Tarja hatte ihre Alltagskleidung gegen die des Militärs getauscht. Weder war sie komplett uniformiert noch voll ausgerüstet, aber solange sie noch nicht im Dienst war, reichte es so. Schwere Stiefel, eine weite, schwarze Hose mit viel Bewegungsfreiraum und Hosenträgern über einem mitternachtsblauen, eng anliegendem Shirt. Besonders war ihr Armband aus dickem Leder, verziert mit acht metallenen Halbkugeln, das sie am rechten Handgelenk trug. Ein magischer Verstärker, den nur ihr Clan benutzte.
Sie ließ die Hosenträger schnipsen, dann lief sie an Nemo vorbei zur Treppe. „Na los. Der Oberfeldwebel kriegt ‘ne Krampfader, wenn wir nur anderthalb Minuten zu spät sind.“
Nemo folgte. Vor der Treppe nahm er Unna wieder hoch, um Zeit zu sparen, da ihre kurzen Beinchen Probleme mit den Stufen hatten und er ihre Knie nicht unnötig belasten wollte.
„Wie war der Tag bisher?“, erkundigte sich Tarja, als die drei das Gebäude verlassen hatten und den Weg zur Straßenbahnhaltestelle einschlugen.
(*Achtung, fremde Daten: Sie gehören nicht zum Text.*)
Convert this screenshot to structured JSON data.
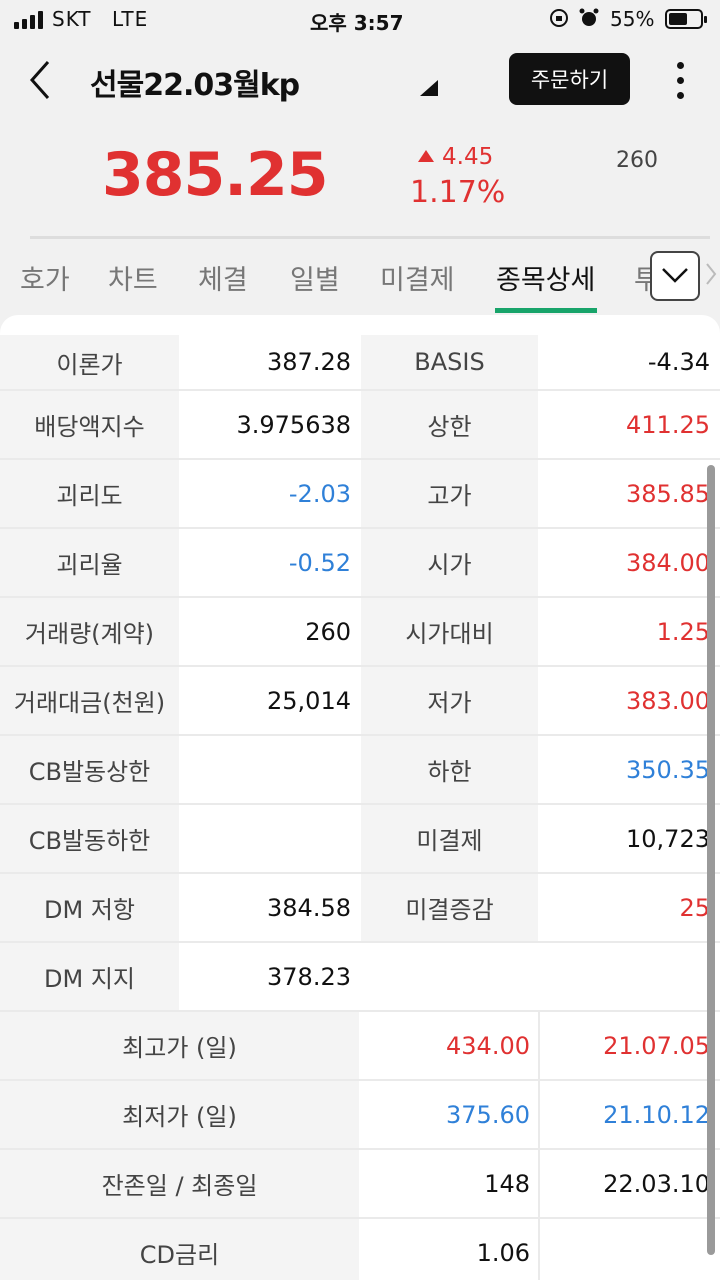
{
  "status_bar": {
    "carrier": "SKT",
    "network": "LTE",
    "time": "오후 3:57",
    "battery": "55%",
    "battery_level": 0.55
  },
  "header": {
    "title": "선물22.03월kp",
    "order_button": "주문하기"
  },
  "summary": {
    "price": "385.25",
    "change": "4.45",
    "change_pct": "1.17%",
    "volume": "260"
  },
  "tabs": [
    "호가",
    "차트",
    "체결",
    "일별",
    "미결제",
    "종목상세",
    "투"
  ],
  "active_tab": "종목상세",
  "rows": [
    {
      "l1": "이론가",
      "v1": "387.28",
      "l2": "BASIS",
      "v2": "-4.34"
    },
    {
      "l1": "배당액지수",
      "v1": "3.975638",
      "l2": "상한",
      "v2": "411.25"
    },
    {
      "l1": "괴리도",
      "v1": "-2.03",
      "l2": "고가",
      "v2": "385.85"
    },
    {
      "l1": "괴리율",
      "v1": "-0.52",
      "l2": "시가",
      "v2": "384.00"
    },
    {
      "l1": "거래량(계약)",
      "v1": "260",
      "l2": "시가대비",
      "v2": "1.25"
    },
    {
      "l1": "거래대금(천원)",
      "v1": "25,014",
      "l2": "저가",
      "v2": "383.00"
    },
    {
      "l1": "CB발동상한",
      "v1": "",
      "l2": "하한",
      "v2": "350.35"
    },
    {
      "l1": "CB발동하한",
      "v1": "",
      "l2": "미결제",
      "v2": "10,723"
    },
    {
      "l1": "DM 저항",
      "v1": "384.58",
      "l2": "미결증감",
      "v2": "25"
    },
    {
      "l1": "DM 지지",
      "v1": "378.23",
      "l2": "",
      "v2": ""
    }
  ],
  "wide_rows": [
    {
      "label": "최고가 (일)",
      "v1": "434.00",
      "v2": "21.07.05"
    },
    {
      "label": "최저가 (일)",
      "v1": "375.60",
      "v2": "21.10.12"
    },
    {
      "label": "잔존일 / 최종일",
      "v1": "148",
      "v2": "22.03.10"
    },
    {
      "label": "CD금리",
      "v1": "1.06",
      "v2": ""
    }
  ],
  "colors": {
    "up": "#e03131",
    "down": "#2f80d8",
    "tab_accent": "#18a46a"
  }
}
„Wie immer“, antwortete Nemo. Er versuchte angestrengt, das Kopfsteinpflaster spannend zu finden.
„Lass mich raten“, begann sie. „Du bist vor einer Stunde aufgestanden, hast geduscht, eine geraucht und dich dann auf den Weg gemacht?“ Wie er sie kannte, hatte sie ihre buschigen Augenbrauen dabei hochgezogen. Doch er sah nicht hin.
„Nein, nein. Bin kurz vor Mittag auf und hab an der Hausarbeit für Tribunisch weiter gemacht.“ Das war eine Lüge. Er hatte seit zwei Wochen nicht daran gearbeitet. Tatsächlich hatte Tarja mit ihrer Vermutung wesentlich näher an der Wahrheit gelegen, als es ihm lieb war.
„Nemo, du musst dich in den Griff kriegen.“
„Ich hab mich im Griff“, sagte er sehr schnell und auch etwas lauter als zuvor.
„Du musst raus. Es tut dir nicht gut, nur zu Hause zu hocken, jetzt in den Ferien.“
„Ich gehe raus. Wäre mir zumindest neu, dass Unna allein Gassi geht.“
„Du weißt genau, was ich meine.“ Es gab wenig Schatten an der Haltestelle. Nemo zog die Schultern an, um seinen Hals zu schützen. „Ich meine soziale Kontakte. Hast du mit deinen neuen Klassenkameraden innerhalb der letzten Monate eigentlich überhaupt ein einziges Wort gewechselt?“
„Dafür gibt es Gruppenarbeiten.“ Die Straßenbahn war in Sichtweite.
„Oh Sadnaval“, ächzte Tarja. „Du isolierst dich.“
„Ja, und?“ Er nahm Unna auf den Arm, um sich für sie das Bahnticket zu ersparen. Der Berufsverkehr ging allmählich los. „Das ist das erste Trimester. Ich pack das schon, ich muss mich nur einfinden.“
„Ich mache mir Sorgen. Du... Hm...“ Sie schnaubte und schaute kurz weg. Die beiden betraten die Straßenbahn und suchten sich einen Sitzplatz. Unna saß auf Nemos Schoß und ließ sich von beiden streicheln. „Wann hast du deinen nächsten Termin bei Doktor Grigorijew?“
„Nächsten Mittwoch.”
„Gehst du hin?“
„Ja.“ Sie fuhren los. „Warum sollte ich nicht?“
„Ich weiß nicht.“ Tarja zuckte mit den Schultern. „Es ist nur… Ich sehe dir seit Frühjahr zu, wie du von einem Tag zum nächsten kriechst. Ich weiß, dass es dir nicht gut geht und...“
„Ich habe auch allen Grund dazu! Und warum sollte ich wollen, dass das so bleibt? Denkst du, mir macht das Spaß?“
„Ist schon gut.“ Sie winkte ab und schwieg für einen Moment. Nemo hieß das Willkommen und beobachtete, wie Straßenzug um Straßenzug an ihnen vorbei rauschte. Die Bahn befand sich mittlerweile in der Nähe des Hauptsitzes der Kraskow, dem Anwesen einer der beiden in der Stadt lebenden Clans. Kurz bevor es jedoch in Sichtweite kam, bog die Bahn ab und nahm den Tunnel durch den Berg in der Mitte der Stadt.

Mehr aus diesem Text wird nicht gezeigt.